Micah’s oracle depicts a powerful image of swords being re-made into ploughshares. It is so powerful that it was sculpted and permanently displayed at the United Nations building in New York City. Micah depicts a time when weapons of war will be remade into implements that will feed and care for humankind. And this change from war towards care will not occur without power. Look at the artist’s depiction of the blacksmith’s power! The blacksmith has heated the fire to be so powerful that the metal can be bent and reformed; the blacksmith is now hammering the sword with his powerful arms; reshaping this implement of war into one that will allows for the food of peace.

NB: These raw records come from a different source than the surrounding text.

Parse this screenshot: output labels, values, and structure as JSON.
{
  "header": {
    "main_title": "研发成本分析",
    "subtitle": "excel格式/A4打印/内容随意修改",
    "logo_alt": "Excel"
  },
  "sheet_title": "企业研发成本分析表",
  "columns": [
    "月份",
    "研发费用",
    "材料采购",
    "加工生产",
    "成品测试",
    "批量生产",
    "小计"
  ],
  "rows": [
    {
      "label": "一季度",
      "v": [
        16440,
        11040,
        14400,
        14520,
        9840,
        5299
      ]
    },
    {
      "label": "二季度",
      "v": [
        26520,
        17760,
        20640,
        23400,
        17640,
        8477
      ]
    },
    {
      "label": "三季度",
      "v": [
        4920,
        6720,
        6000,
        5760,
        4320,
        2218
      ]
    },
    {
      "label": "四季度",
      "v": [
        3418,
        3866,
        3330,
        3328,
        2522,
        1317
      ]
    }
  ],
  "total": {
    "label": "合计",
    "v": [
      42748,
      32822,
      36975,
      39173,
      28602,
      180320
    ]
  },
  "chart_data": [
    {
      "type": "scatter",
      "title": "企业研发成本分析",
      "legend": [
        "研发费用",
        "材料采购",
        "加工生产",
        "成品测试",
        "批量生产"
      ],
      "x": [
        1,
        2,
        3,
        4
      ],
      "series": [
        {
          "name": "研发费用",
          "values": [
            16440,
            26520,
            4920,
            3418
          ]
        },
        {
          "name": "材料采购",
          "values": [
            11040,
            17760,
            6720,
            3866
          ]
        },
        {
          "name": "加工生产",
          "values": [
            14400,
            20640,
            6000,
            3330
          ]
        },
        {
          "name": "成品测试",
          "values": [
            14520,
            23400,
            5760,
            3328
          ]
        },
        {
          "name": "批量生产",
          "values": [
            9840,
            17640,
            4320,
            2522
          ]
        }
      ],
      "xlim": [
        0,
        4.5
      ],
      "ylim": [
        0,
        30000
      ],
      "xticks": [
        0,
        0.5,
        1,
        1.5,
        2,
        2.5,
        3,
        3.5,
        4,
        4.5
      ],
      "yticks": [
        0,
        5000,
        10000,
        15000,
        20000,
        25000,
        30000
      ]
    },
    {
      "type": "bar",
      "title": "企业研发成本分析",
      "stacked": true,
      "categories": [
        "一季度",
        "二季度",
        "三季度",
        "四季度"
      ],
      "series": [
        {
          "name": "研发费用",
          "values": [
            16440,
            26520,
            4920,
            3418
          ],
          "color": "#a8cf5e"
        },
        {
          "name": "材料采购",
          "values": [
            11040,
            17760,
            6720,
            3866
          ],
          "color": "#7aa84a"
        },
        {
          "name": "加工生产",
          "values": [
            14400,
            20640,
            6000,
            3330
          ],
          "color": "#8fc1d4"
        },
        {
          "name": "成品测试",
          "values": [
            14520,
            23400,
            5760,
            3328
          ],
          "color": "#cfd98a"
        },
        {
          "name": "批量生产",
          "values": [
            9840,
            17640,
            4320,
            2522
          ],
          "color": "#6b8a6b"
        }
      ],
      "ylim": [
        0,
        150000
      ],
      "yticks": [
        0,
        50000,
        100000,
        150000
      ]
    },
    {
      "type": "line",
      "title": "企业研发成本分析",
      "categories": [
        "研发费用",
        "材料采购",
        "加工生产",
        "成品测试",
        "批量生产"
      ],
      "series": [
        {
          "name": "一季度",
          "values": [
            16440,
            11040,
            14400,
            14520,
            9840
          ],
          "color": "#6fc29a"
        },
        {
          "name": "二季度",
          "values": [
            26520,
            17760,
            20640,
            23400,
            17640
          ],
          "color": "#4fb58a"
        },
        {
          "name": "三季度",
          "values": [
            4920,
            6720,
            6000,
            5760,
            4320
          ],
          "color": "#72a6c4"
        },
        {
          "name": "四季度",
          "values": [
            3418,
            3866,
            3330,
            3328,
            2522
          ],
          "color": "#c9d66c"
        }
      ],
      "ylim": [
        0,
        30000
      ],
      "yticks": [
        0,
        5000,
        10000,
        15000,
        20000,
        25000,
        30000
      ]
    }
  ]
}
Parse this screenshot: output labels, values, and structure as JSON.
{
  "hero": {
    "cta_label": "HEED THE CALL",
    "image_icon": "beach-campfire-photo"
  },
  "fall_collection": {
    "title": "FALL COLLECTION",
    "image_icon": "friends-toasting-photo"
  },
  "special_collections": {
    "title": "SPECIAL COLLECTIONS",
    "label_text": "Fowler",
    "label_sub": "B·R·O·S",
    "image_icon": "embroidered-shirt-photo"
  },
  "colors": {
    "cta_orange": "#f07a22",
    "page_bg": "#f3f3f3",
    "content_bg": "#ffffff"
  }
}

I was preparing this reflection this week as I, along with many of you, have been taking in the COP26 Climate Summit. As the Conference of the Parties hold their 26th meeting in Glasgow, this is the hopeful image that we have been seeing. Dialogue and commitment from many of the countries to move our world towards health. The world’s leaders have increasingly come to realize that we need to come together in peace in order for this fragile planet. We cannot wage war against the environment or, as we have discovered, Mother Nature will always win. We are increasingly seeing a vision of peace!
What we learn from Micah’s oracle is that a new kind of power will be required. It will be shift from a power of war towards that of a power of care and compassion for others. Peace will only arrive when we follow its power and seek its presence in our lives. The sword will remain the sword until powerful heat, powerful energy are cast upon the sword to reshape it into the pruning spear. The power of conflict; the power of hatred; the power of war will continue until we actively allow the power of peace to be that which we follow.
One identity of Jesus is ‘The Prince of Peace’ and we cannot follow him when we also follow the ways of conflict, violence, and war. I once was in a jewelry store and overheard an interesting conversation between customer and a salesperson. The customer was wanting to purchase a cross. (I, the nosy preacher, began to listen with great interest). “Hello…can you show me your selection of cross pendants. I’m wanting to give my daughter one as a gift. She is turning 16.” The salesperson responded needing a little more information: “of course…we have a great selection. Were you wanting a plain cross or one with the little man on it?” And it made me think of how easy it might appear to be…to take on the Christian faith. A plain cross?…one with the little man on it?…it is NOT that easy! The faith that we pursue is one where we turn away from the power of hatred, the power of violence, the power of war…the journey we walk is one where we bow down before the power of God’s love. Peace must be seen as an active pursuit, not a passive one, where we work towards this vision. We must be conscious of what we take into our minds and hearts. Do we consume violence and hatred? Or do we take in peace? Do we further build up the image of who we were created to be? The beautiful image of God…who is peace. Or, do we slowly, insidiously, allow the powers of the world to overcome and rule us. When the power of love overcomes the power of war, the world will know peace.
The gospel of Matthew closes with a powerful image of almost a ‘Cosmic Communion’. That is the table we consider gathering around this day for communion. It is an image of all the nations…all of them…gathered… gathered together. All gathered in a community of love, not hate. All fed, not hungry. All loved, not rejected.
May we bow down to the power of love that is God. May we actively work for this vision of peace.